Clackamas fish often leave the river to find refuge in small nearby tributaries of the Willamette River.

Accordingly, our official partners include: Greater Oregon City Watershed Council; North Clackamas Watersheds Council; Johnson Creek Watershed Council; Clackamas Soil and Water Conservation District; Metro; US Forest Service (Mt Hood National Forest, Clackamas Ranger District); Confederated Tribes of Warm Springs; North Clackamas Parks & Recreation District, and the Oregon Department of Fish and Wildlife.

No rivulet, creek or stream is too small for tiny fingerlings, which shelter and rear wherever cool, clear water flows.

Witness this excerpted observation from our counterparts/peers at Rogue Riverkeeper:

Rogue River is fed by dozens of important tributaries across the Rogue basin…there are many hidden tributaries that play an … important ecological role.

These small waterways are often unnamed and maybe even lost behind thickets of blackberry or tucked in seldom-traveled parts of the valley. (They) provide essential cold water that many native fish rely on. They are even called “cold water refuges” for the critical role they play for summer steelhead and fall Chinook.

When summer temperatures rise, so do water temperatures. Many native fish rely on cold temperatures to survive and thrive.

Protecting these cold water refuges, even the tiny ones that may seem insignificant to us, is critical for the survival of migrating salmon and steelhead and the recovery of future native fish populations.”

So, too, for the Clackamas River Basin, comprised of not only upriver spawning beds, but also numerous rearing tributaries and even smaller, important rivulets throughout the watershed.

Witness also this 2023 video, produced by a landowner on a small feeder into Eagle Creek, a major wild and hatchery salmon and steelhead tributary of the Clackamas below North Fork Dam.


Yes, PGE is the hub…the core of resurrection for Clackamas salmon and steelhead, but the contributions of our partners are critical.

As pointed out in the Rogue River (and dozens of other watersheds across Oregon): Every planted shade tree; every placement of a soon-to-decay log; every new bend in a creek; truckload of spawning-size gravel, even (yes!) submerged Christmas tree – however small, they all contribute as key parts of the whole.

(This committed landowner and his family actually did all those things largely on their own nickels in their adopted creek.)

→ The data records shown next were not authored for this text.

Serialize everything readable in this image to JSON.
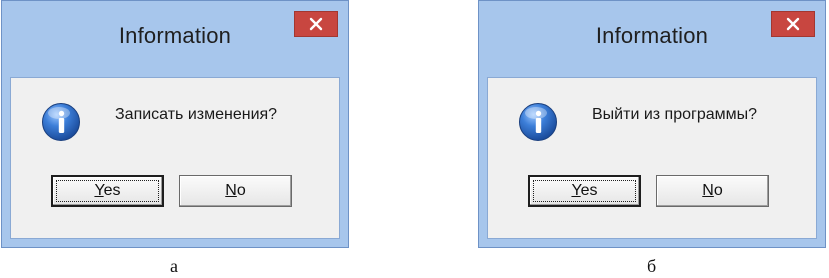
{
  "dialogs": [
    {
      "title": "Information",
      "message": "Записать изменения?",
      "icon": "information-icon",
      "buttons": {
        "yes": {
          "accel": "Y",
          "rest": "es"
        },
        "no": {
          "accel": "N",
          "rest": "o"
        }
      },
      "focused_button": "yes"
    },
    {
      "title": "Information",
      "message": "Выйти из программы?",
      "icon": "information-icon",
      "buttons": {
        "yes": {
          "accel": "Y",
          "rest": "es"
        },
        "no": {
          "accel": "N",
          "rest": "o"
        }
      },
      "focused_button": "yes"
    }
  ],
  "captions": [
    "а",
    "б"
  ],
  "colors": {
    "frame": "#a7c6ec",
    "close_button": "#c84640",
    "client_background": "#f0f0f0",
    "info_icon": "#2a67c0"
  }
}
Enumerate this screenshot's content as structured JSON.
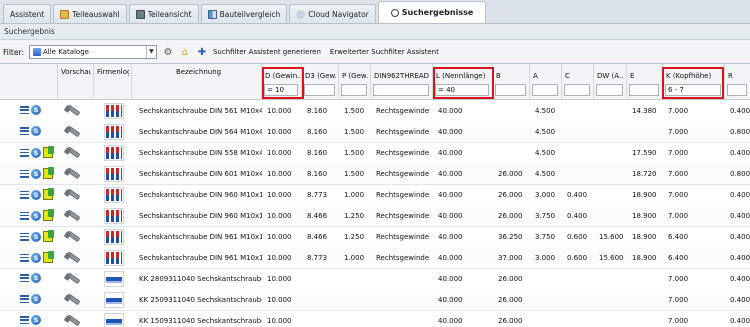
{
  "tabs": [
    {
      "label": "Assistent",
      "icon": "none",
      "active": false
    },
    {
      "label": "Teileauswahl",
      "icon": "folder-icon",
      "active": false
    },
    {
      "label": "Teileansicht",
      "icon": "part-view-icon",
      "active": false
    },
    {
      "label": "Bauteilvergleich",
      "icon": "compare-icon",
      "active": false
    },
    {
      "label": "Cloud Navigator",
      "icon": "cloud-icon",
      "active": false
    },
    {
      "label": "Suchergebnisse",
      "icon": "search-icon",
      "active": true
    }
  ],
  "section_title": "Suchergebnis",
  "toolbar": {
    "filter_label": "Filter:",
    "catalog_value": "Alle Kataloge",
    "generate_label": "Suchfilter Assistent generieren",
    "extended_label": "Erweiterter Suchfilter Assistent"
  },
  "columns": [
    {
      "key": "actions",
      "label": ""
    },
    {
      "key": "preview",
      "label": "Vorschau"
    },
    {
      "key": "logo",
      "label": "Firmenlogo"
    },
    {
      "key": "name",
      "label": "Bezeichnung"
    },
    {
      "key": "D",
      "label": "D (Gewin...",
      "filter": "= 10",
      "highlighted": true
    },
    {
      "key": "D3",
      "label": "D3 (Gew...",
      "filter": ""
    },
    {
      "key": "P",
      "label": "P (Gew...",
      "filter": ""
    },
    {
      "key": "thread",
      "label": "DIN962THREAD ...",
      "filter": ""
    },
    {
      "key": "L",
      "label": "L (Nennlänge)",
      "filter": "= 40",
      "highlighted": true
    },
    {
      "key": "B",
      "label": "B",
      "filter": ""
    },
    {
      "key": "A",
      "label": "A",
      "filter": ""
    },
    {
      "key": "C",
      "label": "C",
      "filter": ""
    },
    {
      "key": "DW",
      "label": "DW (Ä...",
      "filter": ""
    },
    {
      "key": "E",
      "label": "E",
      "filter": ""
    },
    {
      "key": "K",
      "label": "K (Kopfhöhe)",
      "filter": "6 - 7",
      "highlighted": true
    },
    {
      "key": "R",
      "label": "R",
      "filter": ""
    }
  ],
  "rows": [
    {
      "icon": "blue",
      "logo": "din",
      "name": "Sechskantschraube DIN 561 M10x40",
      "D": "10.000",
      "D3": "8.160",
      "P": "1.500",
      "thread": "Rechtsgewinde",
      "L": "40.000",
      "B": "",
      "A": "4.500",
      "C": "",
      "DW": "",
      "E": "14.380",
      "K": "7.000",
      "R": "0.400"
    },
    {
      "icon": "blue",
      "logo": "din",
      "name": "Sechskantschraube DIN 564 M10x40",
      "D": "10.000",
      "D3": "8.160",
      "P": "1.500",
      "thread": "Rechtsgewinde",
      "L": "40.000",
      "B": "",
      "A": "4.500",
      "C": "",
      "DW": "",
      "E": "",
      "K": "7.000",
      "R": "0.800"
    },
    {
      "icon": "ok",
      "logo": "din",
      "name": "Sechskantschraube DIN 558 M10x40",
      "D": "10.000",
      "D3": "8.160",
      "P": "1.500",
      "thread": "Rechtsgewinde",
      "L": "40.000",
      "B": "",
      "A": "4.500",
      "C": "",
      "DW": "",
      "E": "17.590",
      "K": "7.000",
      "R": "0.400"
    },
    {
      "icon": "ok",
      "logo": "din",
      "name": "Sechskantschraube DIN 601 M10x40",
      "D": "10.000",
      "D3": "8.160",
      "P": "1.500",
      "thread": "Rechtsgewinde",
      "L": "40.000",
      "B": "26.000",
      "A": "4.500",
      "C": "",
      "DW": "",
      "E": "18.720",
      "K": "7.000",
      "R": "0.800"
    },
    {
      "icon": "ok",
      "logo": "din",
      "name": "Sechskantschraube DIN 960 M10x1x40",
      "D": "10.000",
      "D3": "8.773",
      "P": "1.000",
      "thread": "Rechtsgewinde",
      "L": "40.000",
      "B": "26.000",
      "A": "3.000",
      "C": "0.400",
      "DW": "",
      "E": "18.900",
      "K": "7.000",
      "R": "0.400"
    },
    {
      "icon": "ok",
      "logo": "din",
      "name": "Sechskantschraube DIN 960 M10x1.2...",
      "D": "10.000",
      "D3": "8.466",
      "P": "1.250",
      "thread": "Rechtsgewinde",
      "L": "40.000",
      "B": "26.000",
      "A": "3.750",
      "C": "0.400",
      "DW": "",
      "E": "18.900",
      "K": "7.000",
      "R": "0.400"
    },
    {
      "icon": "ok",
      "logo": "din",
      "name": "Sechskantschraube DIN 961 M10x1.2...",
      "D": "10.000",
      "D3": "8.466",
      "P": "1.250",
      "thread": "Rechtsgewinde",
      "L": "40.000",
      "B": "36.250",
      "A": "3.750",
      "C": "0.600",
      "DW": "15.600",
      "E": "18.900",
      "K": "6.400",
      "R": "0.400"
    },
    {
      "icon": "ok",
      "logo": "din",
      "name": "Sechskantschraube DIN 961 M10x1x40",
      "D": "10.000",
      "D3": "8.773",
      "P": "1.000",
      "thread": "Rechtsgewinde",
      "L": "40.000",
      "B": "37.000",
      "A": "3.000",
      "C": "0.600",
      "DW": "15.600",
      "E": "18.900",
      "K": "6.400",
      "R": "0.400"
    },
    {
      "icon": "blue",
      "logo": "kk",
      "name": "KK 2809311040 Sechskantschraube ...",
      "D": "10.000",
      "D3": "",
      "P": "",
      "thread": "",
      "L": "40.000",
      "B": "26.000",
      "A": "",
      "C": "",
      "DW": "",
      "E": "",
      "K": "7.000",
      "R": "0.400"
    },
    {
      "icon": "blue",
      "logo": "kk",
      "name": "KK 2509311040 Sechskantschraube ...",
      "D": "10.000",
      "D3": "",
      "P": "",
      "thread": "",
      "L": "40.000",
      "B": "26.000",
      "A": "",
      "C": "",
      "DW": "",
      "E": "",
      "K": "7.000",
      "R": "0.400"
    },
    {
      "icon": "blue",
      "logo": "kk",
      "name": "KK 1509311040 Sechskantschraube ...",
      "D": "10.000",
      "D3": "",
      "P": "",
      "thread": "",
      "L": "40.000",
      "B": "26.000",
      "A": "",
      "C": "",
      "DW": "",
      "E": "",
      "K": "7.000",
      "R": "0.400"
    }
  ],
  "colors": {
    "highlight": "#d9141b",
    "accent": "#1b5fb5"
  }
}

Private, non-profit, or public, our mutual effort is committed to a single goal – rebuild and restore this river and its environs using salmon as our key bellwethers.

Fact is, the growing successes reported by PGE in the Clackamas River are living proof that not only can hatchery and wild fish survive on a dammed river, both can thrive if given the key combination of support and partnerships.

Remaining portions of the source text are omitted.